Notably, high fat intake also appeared to affect the relations of MUFA (even plant MUFA) with blood lipids, and undo some of its beneficial effects (lowering TG and TGHDL, for instance) when total fat was high [
35]. The WHO review, whose subjects were predominantly from North America and Europe, indicated a significant reduction of TG and TGHDL when replacing SFA with MUFA, but it did not consider the impact of total fat intake, let alone the impact of disparate food patterns across other districts of the world [
26]. On one hand, the increased fat intake level has been suggested to be associated with a higher risk of obesity in the Chinese population, which is directly associated with hypertriglyceridemia [
36,
37]. On the other hand, higher consumption of dietary fats, although most were plant oils, often was accompanied by higher meat intake (pork as the dominance, whose MUFA is in the largest proportion) in the Chinese population, particularly the southern residents [
23,
38]. This explained why animal MUFA and animal SFA contributed most to the increased percentage of total fat after the median intake, and why MUFA intake (animal and plant) was higher in southern residents. A previous prospective study in the Chinese population indicated that diets of high animal fat (low carbohydrate) were associated with a higher risk of hypertriglyceridemia (odds ratio (OR) = 1.51) [
39]. The high intake of SFA and MUFA, of animal source particularly, when total fat was high, could be exactly the result of such a diet. In addition, regardless of the types, the present study showed the same relationship direction of dietary fats in animal or plant sources with lipid biomarkers.

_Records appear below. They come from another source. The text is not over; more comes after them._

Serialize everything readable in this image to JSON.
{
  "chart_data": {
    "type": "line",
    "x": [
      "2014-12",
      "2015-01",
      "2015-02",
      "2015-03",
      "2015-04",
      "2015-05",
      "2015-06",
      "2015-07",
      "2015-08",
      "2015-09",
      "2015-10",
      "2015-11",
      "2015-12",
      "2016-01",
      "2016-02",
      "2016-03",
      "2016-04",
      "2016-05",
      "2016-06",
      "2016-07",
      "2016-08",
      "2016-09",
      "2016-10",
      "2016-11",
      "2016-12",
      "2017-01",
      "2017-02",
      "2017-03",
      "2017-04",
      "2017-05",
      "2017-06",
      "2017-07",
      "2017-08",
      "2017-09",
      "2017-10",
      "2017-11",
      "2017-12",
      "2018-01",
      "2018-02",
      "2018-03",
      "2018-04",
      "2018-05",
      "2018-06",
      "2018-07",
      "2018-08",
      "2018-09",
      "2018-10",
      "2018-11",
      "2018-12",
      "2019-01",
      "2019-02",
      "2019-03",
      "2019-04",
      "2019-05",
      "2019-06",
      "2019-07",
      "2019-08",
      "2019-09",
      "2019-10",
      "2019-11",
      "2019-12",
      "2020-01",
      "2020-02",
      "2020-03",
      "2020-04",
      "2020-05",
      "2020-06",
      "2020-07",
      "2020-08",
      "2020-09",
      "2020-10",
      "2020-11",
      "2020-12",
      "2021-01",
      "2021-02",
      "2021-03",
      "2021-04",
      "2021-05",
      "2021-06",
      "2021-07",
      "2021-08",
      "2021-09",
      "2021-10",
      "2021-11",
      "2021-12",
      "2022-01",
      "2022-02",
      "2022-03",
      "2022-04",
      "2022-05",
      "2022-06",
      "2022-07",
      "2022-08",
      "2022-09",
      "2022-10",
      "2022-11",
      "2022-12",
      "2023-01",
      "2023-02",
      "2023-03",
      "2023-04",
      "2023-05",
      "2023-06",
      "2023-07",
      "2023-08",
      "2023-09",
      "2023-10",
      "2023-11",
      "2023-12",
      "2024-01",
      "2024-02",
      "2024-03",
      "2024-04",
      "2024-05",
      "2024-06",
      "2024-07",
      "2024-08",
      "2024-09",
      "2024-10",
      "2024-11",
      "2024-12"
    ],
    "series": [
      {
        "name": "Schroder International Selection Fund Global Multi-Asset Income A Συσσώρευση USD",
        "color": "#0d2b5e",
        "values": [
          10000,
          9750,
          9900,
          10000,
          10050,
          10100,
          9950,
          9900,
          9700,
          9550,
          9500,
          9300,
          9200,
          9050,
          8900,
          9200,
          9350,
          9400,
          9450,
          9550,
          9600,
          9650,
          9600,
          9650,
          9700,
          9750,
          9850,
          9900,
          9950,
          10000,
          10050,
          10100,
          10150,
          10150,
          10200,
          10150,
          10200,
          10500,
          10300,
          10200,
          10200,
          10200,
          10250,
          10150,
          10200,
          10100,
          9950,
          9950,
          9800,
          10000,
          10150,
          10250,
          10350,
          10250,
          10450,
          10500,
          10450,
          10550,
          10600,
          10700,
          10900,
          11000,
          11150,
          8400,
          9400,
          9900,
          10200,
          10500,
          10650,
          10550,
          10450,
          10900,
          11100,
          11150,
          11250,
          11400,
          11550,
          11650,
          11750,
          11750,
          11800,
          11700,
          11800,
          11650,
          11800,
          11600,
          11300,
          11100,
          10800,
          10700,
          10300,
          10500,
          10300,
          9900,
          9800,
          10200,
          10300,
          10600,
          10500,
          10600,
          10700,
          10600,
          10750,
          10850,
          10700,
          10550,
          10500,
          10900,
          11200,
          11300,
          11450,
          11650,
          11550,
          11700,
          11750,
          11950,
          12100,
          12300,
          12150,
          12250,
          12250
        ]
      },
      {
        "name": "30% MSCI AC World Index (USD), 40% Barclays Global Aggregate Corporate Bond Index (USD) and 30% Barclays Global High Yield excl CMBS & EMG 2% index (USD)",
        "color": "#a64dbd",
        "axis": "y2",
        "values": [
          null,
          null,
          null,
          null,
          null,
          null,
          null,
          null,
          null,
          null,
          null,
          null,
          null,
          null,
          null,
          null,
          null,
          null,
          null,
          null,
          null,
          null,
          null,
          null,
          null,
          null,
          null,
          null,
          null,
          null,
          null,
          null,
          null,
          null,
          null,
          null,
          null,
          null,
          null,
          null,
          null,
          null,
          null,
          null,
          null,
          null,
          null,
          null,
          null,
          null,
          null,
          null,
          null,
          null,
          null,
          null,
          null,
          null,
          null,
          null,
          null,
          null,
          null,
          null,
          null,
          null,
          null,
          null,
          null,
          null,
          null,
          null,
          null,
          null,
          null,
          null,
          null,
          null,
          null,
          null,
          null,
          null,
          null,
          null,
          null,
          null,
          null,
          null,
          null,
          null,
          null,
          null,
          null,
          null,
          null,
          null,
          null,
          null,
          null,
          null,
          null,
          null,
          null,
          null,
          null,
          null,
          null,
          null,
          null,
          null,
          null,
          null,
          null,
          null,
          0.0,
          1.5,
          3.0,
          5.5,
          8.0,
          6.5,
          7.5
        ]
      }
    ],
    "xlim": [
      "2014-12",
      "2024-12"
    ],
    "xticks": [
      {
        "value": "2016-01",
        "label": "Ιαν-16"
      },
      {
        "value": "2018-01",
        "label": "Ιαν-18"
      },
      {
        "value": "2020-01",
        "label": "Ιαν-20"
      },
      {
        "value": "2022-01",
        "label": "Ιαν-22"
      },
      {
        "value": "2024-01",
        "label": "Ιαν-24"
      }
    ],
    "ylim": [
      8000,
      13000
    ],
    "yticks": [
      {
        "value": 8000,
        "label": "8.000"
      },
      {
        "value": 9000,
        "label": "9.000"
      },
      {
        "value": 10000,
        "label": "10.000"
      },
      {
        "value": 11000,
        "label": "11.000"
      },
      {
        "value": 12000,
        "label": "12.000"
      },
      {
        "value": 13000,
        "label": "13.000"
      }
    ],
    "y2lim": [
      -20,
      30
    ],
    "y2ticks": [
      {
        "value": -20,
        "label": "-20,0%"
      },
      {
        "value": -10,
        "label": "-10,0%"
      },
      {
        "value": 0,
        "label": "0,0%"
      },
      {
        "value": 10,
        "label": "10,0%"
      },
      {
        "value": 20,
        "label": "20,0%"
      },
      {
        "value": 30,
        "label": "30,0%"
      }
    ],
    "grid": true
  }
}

Prospective studies in Western countries also suggested the food source of dietary fats might count more in their relationships with CVD risk [
12,
13,
14,
31].
Compared with the WHO review and other clinical trials, the present results indicated a similar beneficial effect of replacing saturated fats with PUFA on lipid biomarkers, but with a smaller magnitude [
40,
41]. In addition to the mentioned disparities in food patterns, cooking methods of plant oils might also play a role, since many Chinese cuisines were stir-fried, which could impair some beneficial effects of PUFA by oxidation [
42].
The present study had some limitations. The effect of MUFA on lipid markers could be complexed by SFA, due to the simultaneous occurrence of MUFA and SFA in animal fats. The nonlinear relationship of fat intake with lipid biomarkers could lead to bias of estimation when using a linear-based regression model, although the stratification analysis had been performed. Fatty acids of some mixed foods, particularly processed food, were unable to be accurately estimated for the incomplete data in the Chinese Food Composition tables (FCT). We complemented some of them by estimation from similar foods, and referring to the Japanese FCT and United States Department of Agriculture (USDA) food composition database. Furthermore, we did not assess the impact of trans fats on blood lipids, which might affect the replacement effect of other fats. Lastly, we did not assess the optimal fat intake level for blood lipids management in the Chinese population, which is worth further study.